Perhaps more promising is green hydrogen–that is, hydrogen fuel produced with renewables. The problem with using hydrogen for energy storage is that it’s not very efficient to turn renewable energy into hydrogen and then use hydrogen to power something else. S&P Global Market Intelligence reports:
The technology to convert power to hydrogen and back to power has a round-trip efficiency of 18%-46%, according to data that Flora presented from the Massachusetts Institute of Technology and scientific journal Nature Energy. In comparison, two mature long-duration technologies, pumped-storage hydropower and compressed air energy storage, boast round-trip efficiencies of 70%-85% and 42%-67%, respectively. Flow batteries, a rechargeable fuel cell technology that is less mature, have a round-trip efficiency of 60%-80%.
On the other hand, I’ve also read that engineers are working at developing processes with a much better conversion efficiency for hydrogen. Even if hydrogen does not turn out to be the most efficient way of storing energy, it could still win the energy storage game if the world produces so much cheap renewable power that a substantial level of inefficiency become acceptable.
Then there’s the really high-tech stuff that is not ready for primetime but may utterly change things when it is. For example, Swedish scientists have reportedly created “an energy system that makes it possible to capture and store solar energy for up to 18 years, releasing it as heat when needed.”

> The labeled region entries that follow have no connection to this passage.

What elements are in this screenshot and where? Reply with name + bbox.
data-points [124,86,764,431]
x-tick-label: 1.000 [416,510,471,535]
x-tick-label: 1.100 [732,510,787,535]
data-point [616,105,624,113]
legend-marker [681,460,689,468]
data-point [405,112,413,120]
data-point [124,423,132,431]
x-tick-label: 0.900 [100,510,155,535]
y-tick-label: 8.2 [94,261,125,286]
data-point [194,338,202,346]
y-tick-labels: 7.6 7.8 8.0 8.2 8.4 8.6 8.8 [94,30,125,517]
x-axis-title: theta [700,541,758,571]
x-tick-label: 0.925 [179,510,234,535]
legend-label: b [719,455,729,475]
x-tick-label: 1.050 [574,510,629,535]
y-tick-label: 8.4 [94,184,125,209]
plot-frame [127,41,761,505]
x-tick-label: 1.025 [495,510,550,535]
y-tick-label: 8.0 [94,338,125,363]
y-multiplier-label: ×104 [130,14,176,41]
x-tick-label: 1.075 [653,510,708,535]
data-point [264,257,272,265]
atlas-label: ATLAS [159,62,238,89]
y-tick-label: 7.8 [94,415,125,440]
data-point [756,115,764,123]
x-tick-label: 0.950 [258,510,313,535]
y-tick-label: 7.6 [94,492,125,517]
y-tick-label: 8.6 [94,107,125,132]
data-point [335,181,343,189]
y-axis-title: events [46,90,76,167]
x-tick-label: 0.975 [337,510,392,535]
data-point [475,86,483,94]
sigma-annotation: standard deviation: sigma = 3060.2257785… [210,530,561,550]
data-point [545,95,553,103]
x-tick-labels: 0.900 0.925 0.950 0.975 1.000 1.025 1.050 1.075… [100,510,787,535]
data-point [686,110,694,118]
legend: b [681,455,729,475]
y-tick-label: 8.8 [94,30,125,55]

This kind of tech sounds almost magical. “This is a radically new way of generating electricity from solar energy. It means that we can use solar energy to produce electricity regardless of weather, time of day, season, or geographical location,” said research leader Kasper Moth-Poulsen, Professor at the Department of Chemistry and Chemical Engineering at Chalmers University of Technology in Gothenberg.
Now, If We Can Just Reinvent Ourselves
A world in which renewable energy quickly becomes our primary source of electrical feels inevitable at this stage…unless we screw it up via the worst impulses of our hominid natures. We’ll need, for example, to avoid destroying our infrastructures (not to mention ourselves) via nuclear war while electing responsible politicians who are not beholden to the fossil fuel lobbies and who are better at bringing people together than driving them apart. The world’s richer states will also need to help the poorer ones make the transition to green energies as quickly as possible. And, of course, the scientists and engineers will need to keep doing what they’ve done so well so far: reinventing the way humanity generates its energy.
In short, we’ve solved most of the engineering problems associated with clean energy, and we’re quickly making headway in the one area not yet solved: the storage and stable dissemination of renewable power. We can make it to a green energy global economy if we can just figure out how to listen a little more closely to the better angels of our nature.
Addendum: Note that I’ve tackled the topic of all power rather than just electrical power in a separate post on renewables.